Le aperture del vice ministro della Comunicazione Antonello Giacomelli allentano la tensione: no allo stop, ma lo stato di agitazione proseguirà. E Michele Anzaldi pensa a un gruppo di “saggi” per il futuro del servizio pubblico

I giornalisti della Rai non sciopereranno. Lo stop proclamato per mercoledì 11 giugno, per contestare il taglio di 150 milioni di euro contenuto nel decreto Irpef è stato sospeso, anche se lo stato di agitazione andrà avanti.

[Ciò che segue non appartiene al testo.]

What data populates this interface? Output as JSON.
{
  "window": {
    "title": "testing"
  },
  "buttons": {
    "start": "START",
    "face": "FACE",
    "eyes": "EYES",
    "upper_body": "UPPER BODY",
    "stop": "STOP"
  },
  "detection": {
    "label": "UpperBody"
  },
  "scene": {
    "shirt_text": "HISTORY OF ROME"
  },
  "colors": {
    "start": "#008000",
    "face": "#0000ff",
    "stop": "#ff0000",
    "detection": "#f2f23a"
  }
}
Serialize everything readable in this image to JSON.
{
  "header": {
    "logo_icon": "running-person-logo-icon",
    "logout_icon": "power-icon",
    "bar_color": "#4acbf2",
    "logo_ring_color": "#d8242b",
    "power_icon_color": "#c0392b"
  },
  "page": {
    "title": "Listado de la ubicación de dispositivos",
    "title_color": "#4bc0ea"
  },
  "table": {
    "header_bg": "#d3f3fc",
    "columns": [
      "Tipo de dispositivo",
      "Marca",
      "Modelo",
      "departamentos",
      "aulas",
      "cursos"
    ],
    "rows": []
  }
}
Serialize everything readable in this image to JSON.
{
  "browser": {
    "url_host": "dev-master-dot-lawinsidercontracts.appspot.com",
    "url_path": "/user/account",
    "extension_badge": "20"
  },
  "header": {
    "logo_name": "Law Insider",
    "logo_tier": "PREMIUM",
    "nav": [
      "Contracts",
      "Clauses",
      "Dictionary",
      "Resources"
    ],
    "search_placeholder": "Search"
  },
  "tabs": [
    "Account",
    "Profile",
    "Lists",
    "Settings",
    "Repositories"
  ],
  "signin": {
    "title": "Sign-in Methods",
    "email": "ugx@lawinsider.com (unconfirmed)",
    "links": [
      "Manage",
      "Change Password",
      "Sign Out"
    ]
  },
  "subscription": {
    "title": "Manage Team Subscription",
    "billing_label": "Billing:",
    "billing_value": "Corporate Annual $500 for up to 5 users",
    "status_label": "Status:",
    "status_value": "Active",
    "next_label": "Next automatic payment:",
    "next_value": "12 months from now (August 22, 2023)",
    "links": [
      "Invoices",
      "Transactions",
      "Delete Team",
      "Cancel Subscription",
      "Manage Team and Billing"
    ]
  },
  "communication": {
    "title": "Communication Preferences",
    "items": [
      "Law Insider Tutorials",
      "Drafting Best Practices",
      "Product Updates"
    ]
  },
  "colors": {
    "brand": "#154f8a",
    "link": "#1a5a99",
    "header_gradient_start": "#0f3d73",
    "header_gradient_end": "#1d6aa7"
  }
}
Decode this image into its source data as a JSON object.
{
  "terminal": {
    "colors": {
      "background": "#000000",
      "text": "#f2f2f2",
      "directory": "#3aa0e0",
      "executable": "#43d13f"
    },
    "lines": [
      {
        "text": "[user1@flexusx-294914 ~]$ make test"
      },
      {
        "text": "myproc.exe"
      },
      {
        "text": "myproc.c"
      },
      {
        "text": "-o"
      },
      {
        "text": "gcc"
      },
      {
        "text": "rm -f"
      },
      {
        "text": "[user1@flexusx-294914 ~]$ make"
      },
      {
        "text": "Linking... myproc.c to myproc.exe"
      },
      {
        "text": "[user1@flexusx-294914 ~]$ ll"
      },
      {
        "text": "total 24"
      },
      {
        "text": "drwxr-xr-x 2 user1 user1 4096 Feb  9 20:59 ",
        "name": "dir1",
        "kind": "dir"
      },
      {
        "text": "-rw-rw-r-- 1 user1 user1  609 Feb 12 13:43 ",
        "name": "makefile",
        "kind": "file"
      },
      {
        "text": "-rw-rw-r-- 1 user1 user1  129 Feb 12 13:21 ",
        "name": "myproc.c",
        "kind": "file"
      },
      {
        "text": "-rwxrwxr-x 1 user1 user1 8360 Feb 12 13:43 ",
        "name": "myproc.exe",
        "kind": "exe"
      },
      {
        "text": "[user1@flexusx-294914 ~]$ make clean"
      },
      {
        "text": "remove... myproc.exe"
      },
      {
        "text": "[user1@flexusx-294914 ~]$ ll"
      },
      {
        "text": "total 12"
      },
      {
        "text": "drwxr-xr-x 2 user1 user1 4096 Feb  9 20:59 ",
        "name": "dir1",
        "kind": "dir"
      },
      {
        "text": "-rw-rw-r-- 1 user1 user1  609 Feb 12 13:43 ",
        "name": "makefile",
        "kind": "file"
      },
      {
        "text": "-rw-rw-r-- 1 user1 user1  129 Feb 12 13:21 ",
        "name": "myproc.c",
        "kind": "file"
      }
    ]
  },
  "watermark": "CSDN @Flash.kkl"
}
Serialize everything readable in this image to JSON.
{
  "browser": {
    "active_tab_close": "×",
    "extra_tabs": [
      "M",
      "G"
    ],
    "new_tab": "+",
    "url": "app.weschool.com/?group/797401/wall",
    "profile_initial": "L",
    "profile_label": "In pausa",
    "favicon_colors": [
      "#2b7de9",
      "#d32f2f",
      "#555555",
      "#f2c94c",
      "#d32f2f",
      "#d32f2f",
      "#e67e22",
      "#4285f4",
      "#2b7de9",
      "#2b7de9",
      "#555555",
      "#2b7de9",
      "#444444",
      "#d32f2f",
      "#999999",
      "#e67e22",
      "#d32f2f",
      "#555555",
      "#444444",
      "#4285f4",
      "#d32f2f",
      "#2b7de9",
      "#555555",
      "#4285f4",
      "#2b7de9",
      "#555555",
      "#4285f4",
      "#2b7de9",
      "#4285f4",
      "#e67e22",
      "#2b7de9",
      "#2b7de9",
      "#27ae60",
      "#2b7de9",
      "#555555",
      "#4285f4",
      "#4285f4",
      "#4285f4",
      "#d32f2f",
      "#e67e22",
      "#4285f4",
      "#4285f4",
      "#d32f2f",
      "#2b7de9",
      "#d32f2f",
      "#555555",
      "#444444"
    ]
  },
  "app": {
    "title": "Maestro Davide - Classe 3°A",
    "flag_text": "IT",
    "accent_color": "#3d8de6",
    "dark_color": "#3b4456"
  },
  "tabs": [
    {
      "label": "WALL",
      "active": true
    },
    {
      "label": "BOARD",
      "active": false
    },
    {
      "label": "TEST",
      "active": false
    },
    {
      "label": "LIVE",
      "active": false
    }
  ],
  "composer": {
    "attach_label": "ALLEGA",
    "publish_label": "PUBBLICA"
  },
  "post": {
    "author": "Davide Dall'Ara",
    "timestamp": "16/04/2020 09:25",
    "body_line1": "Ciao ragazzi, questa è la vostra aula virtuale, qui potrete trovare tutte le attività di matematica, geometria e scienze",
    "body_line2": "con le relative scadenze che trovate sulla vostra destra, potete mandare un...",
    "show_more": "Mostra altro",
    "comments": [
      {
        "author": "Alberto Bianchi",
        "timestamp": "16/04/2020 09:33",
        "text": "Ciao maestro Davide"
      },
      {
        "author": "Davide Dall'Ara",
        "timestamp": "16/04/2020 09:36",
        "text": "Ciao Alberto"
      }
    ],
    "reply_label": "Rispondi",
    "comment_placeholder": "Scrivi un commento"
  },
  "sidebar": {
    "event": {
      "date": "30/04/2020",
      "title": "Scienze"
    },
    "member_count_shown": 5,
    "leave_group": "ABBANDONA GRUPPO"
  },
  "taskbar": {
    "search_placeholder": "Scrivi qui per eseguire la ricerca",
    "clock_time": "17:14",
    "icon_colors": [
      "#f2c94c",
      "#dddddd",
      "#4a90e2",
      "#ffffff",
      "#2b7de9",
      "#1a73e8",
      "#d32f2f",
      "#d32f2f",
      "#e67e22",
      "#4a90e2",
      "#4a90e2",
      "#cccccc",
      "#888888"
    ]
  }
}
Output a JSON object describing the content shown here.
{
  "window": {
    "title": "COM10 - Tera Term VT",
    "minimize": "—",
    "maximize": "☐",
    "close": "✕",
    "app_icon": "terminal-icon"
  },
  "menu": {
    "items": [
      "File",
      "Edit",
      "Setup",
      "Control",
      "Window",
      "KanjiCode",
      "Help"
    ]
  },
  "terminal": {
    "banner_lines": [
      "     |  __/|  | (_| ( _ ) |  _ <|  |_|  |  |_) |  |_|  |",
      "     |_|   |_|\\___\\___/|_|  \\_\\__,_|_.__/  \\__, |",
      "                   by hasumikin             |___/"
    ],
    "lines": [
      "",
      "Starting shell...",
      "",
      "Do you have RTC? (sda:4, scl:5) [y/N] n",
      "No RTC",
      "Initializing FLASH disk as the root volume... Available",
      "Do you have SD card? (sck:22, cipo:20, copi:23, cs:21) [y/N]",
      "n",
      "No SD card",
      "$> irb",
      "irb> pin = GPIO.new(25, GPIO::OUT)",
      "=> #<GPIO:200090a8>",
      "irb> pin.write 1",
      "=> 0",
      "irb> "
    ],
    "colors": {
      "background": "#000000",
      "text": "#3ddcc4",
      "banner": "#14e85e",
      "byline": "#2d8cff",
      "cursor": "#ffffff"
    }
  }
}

Era stata la Cisl di Bonanni a creare la prima spaccatura nel fronte sindacale, prendendo le distanze da Uil e Cgil, favorevoli alla mobilitazione. Il sì alla sospensione era prevalso in molte redazioni, tanto da raggiungere l’unanimità in alcune. Poi era intervenuto il Garante che aveva bollato come “ilegittimo” lo sciopero.

La posizione del Garante è stata ininfluente sulla retromarcia fatta dai sindacati Rai per evitare un inasprimento dello scontro con il Governo. Negli scorsi giorni il sindacato aveva replicato con toni molto duri alle parole del premier Matteo Renzi che aveva definito “umiliante” lo sciopero Rai.

Dopo le proposte del vice ministro della Comunicazione Antonello Giacomelli sull’anticipo del rilascio della concessione in scadenza nel 2016, la riforma del canone per il recupero dell’evasione e il mantenimento di una sede Rai in ogni regione, i toni si sono abbassati e si sono creati i presupposti per sospendere lo sciopero.

In una nota Slc-Cgil, Uilcom-Uil, Ugl Tlc, Snater, Libersind Confsal ha fatto sapere che

l'11 giugno a scioperare non saranno i mezzibusti sediziosi guidati da un insieme variegato di sindacati corporativi, pronti a difendere “privilegi” mentre l'Italia tutta è chiamata a fare ancora sacrifici. A scioperare saranno coloro che da sempre e prima di tutti hanno denunciato sprechi e privilegi.

Per quanto riguarda il futuro del servizio pubblico il segretario della commissione di Vigilanza, Michele Anzaldi, ha proposto la creazione di un gruppo si lavoro, composto da esperti, che ripensi il modello di servizio pubblico per presentarlo in Parlamento: fra i nomi fatti da Anzaldi molti guru (o presenti tali) dell’informazione e dell’intrattenimento, da Michele Santoro a Carlo Freccero, da Pippo Baudo ad Angelo Guglielmi, da Maurizio Costanzo a Giovanni Minoli, da Paolo Ruffini a Gad Lerner. Tanti ultrasessantenni, insomma, chiamati a rivoluzionare la televisione pubblica. Molti dei nomi in lista, fra l’altro hanno dato il loro contributo all’erosione del servizio pubblico televisivo. Ecco come si fanno le rivoluzioni in Italia: chiamando a farle quelli dell’Ancien Régime.